Краски стекали по мокрой бумаге, сливаясь в черно-серую, ничем непримечательную волну. Он совершенно равнодушно смял бывшую гору, устремлявшуюся в мрачные облака, озеро, отражавшее бесконечное небо, и сложил их в висевшую через плечо сумку. Тело его прозябло и дрожало, но несмотря на сковавший члены холод, двинулось вглубь гор, повинуясь неизвестному компасу.
Три высоких пика, хоть и были разрозненными, казались единым каменным целым, с отцовским снисхождением смотревшим на суетной мир под ним. Но не его спокойная красота захватила сознание мужчины, а спрятавшая среди деревьев серая хижинка, чья крыша была накрыта одеялом зеленого мха, а деревянные стены составляли нечто напоминающее старую квадратную шкатулку с маленьким отодвигающимся ящиком сзади. Дверь её была приветственно распахнута и словно бы манила зайти внутрь, исследовать каждый уголок, каждую деревяшку и каждую щелочку. Таинственный музыкальный мотив исходил из самого сердца этой шкатулки, заставляя любопытство отправиться на поиски напевавшего его механизма.
Внутри хижина оказалась, как ни странно, хорошо сохранившейся: был здесь и небольшой сундук, по всей видимости заменявший когда-то его хозяину кровать, и покрытая слоем пыли печь, и развешанные по стенам сухие травы с пряным запахом, и множество рисунков и амулетов, верно языческих. На удивление, здесь он почувствовал себя по-настоящему уютно и спокойно, словно бы этот дом, эта странная хижина, принадлежала ему всю жизнь. Покидать её он не видел смысла.
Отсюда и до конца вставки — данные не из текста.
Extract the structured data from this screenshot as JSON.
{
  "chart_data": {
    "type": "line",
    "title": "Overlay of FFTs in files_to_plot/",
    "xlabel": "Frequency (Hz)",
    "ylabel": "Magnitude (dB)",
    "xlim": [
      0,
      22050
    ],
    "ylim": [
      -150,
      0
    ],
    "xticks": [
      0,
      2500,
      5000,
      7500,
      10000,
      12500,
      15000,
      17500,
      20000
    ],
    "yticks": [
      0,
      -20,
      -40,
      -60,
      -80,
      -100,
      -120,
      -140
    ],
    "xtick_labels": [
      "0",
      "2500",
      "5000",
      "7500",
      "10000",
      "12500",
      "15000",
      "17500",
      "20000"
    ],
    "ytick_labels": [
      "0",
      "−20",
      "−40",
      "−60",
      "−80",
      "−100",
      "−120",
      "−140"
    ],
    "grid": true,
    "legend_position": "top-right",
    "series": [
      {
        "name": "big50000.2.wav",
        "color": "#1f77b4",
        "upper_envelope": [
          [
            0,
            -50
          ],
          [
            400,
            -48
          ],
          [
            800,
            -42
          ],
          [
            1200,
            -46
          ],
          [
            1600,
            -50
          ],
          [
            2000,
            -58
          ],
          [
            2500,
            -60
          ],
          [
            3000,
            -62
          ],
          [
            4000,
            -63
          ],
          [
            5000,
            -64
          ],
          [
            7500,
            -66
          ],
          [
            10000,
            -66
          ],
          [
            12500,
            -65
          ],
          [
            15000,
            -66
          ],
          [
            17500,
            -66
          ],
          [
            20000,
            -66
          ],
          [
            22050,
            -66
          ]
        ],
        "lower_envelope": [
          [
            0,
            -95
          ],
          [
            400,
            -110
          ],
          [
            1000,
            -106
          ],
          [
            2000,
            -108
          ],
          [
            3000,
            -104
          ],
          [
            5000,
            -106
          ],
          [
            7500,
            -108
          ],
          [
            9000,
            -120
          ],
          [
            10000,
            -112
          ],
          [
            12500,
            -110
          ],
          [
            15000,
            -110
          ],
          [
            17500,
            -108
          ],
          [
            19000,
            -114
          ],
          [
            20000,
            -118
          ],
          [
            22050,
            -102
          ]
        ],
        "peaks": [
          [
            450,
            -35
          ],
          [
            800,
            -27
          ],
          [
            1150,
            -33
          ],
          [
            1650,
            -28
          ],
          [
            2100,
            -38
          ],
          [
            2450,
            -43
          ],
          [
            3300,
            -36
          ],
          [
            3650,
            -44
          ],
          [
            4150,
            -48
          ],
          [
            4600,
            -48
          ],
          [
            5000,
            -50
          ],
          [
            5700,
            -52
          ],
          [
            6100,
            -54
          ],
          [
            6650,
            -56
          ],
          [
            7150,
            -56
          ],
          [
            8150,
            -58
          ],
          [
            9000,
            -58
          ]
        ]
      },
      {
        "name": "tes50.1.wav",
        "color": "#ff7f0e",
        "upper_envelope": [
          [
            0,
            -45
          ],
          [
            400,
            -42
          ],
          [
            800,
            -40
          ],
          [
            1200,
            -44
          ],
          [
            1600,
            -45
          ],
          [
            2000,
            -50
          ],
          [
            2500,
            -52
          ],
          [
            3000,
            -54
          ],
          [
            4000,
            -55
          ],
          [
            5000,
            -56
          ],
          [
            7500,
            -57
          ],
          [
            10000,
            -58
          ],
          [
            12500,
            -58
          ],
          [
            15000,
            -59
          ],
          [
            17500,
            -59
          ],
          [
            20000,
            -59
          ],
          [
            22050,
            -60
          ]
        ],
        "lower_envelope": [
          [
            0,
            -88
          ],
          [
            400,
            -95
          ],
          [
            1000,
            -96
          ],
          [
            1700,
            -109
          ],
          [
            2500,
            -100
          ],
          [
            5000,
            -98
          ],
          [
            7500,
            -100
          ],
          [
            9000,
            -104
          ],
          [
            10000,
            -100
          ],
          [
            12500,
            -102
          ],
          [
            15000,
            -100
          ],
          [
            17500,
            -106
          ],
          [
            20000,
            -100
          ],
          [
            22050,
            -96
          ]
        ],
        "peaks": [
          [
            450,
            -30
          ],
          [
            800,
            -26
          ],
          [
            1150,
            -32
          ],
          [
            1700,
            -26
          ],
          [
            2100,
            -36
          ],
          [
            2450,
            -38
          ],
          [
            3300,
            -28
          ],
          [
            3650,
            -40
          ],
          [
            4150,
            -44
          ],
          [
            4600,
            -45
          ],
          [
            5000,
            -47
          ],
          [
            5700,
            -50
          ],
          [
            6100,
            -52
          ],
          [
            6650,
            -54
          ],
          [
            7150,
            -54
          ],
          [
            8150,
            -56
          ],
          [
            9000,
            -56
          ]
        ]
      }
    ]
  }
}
Так он и стал жить в том отбросанном от цивилизации месте, лишь иногда выбираясь в город за продуктами и красками. Первое время такие вылазки были достаточно часты, хотя особенной необходимости в них и не было: что-то все еще тянуло его к людям. Но каждый раз, оказываясь среди них, на него находила непонятная скованность, стесненность от созданных ими правил и необходимости строгому их поклонению. Они не видели ничего дальше своего носа, не замечали того величия и благосклонности окружающих их природы, а лишь копили свои кислотные обиды и гнев друг на друга. Сердца их, бьющиеся все реже и реже, где-то в глубине еще стремились к вдохновению, но могли создавать только пустые нормы: как говорить, как вести себя и, наконец, как и о чем думать. Он хотел помочь им, поведать о том, что стало открываться ему, но они лишь поднимали его на смех. И он убегал от них к величественному горному покою, где мог насладиться бесконечной свободой и одиночеством.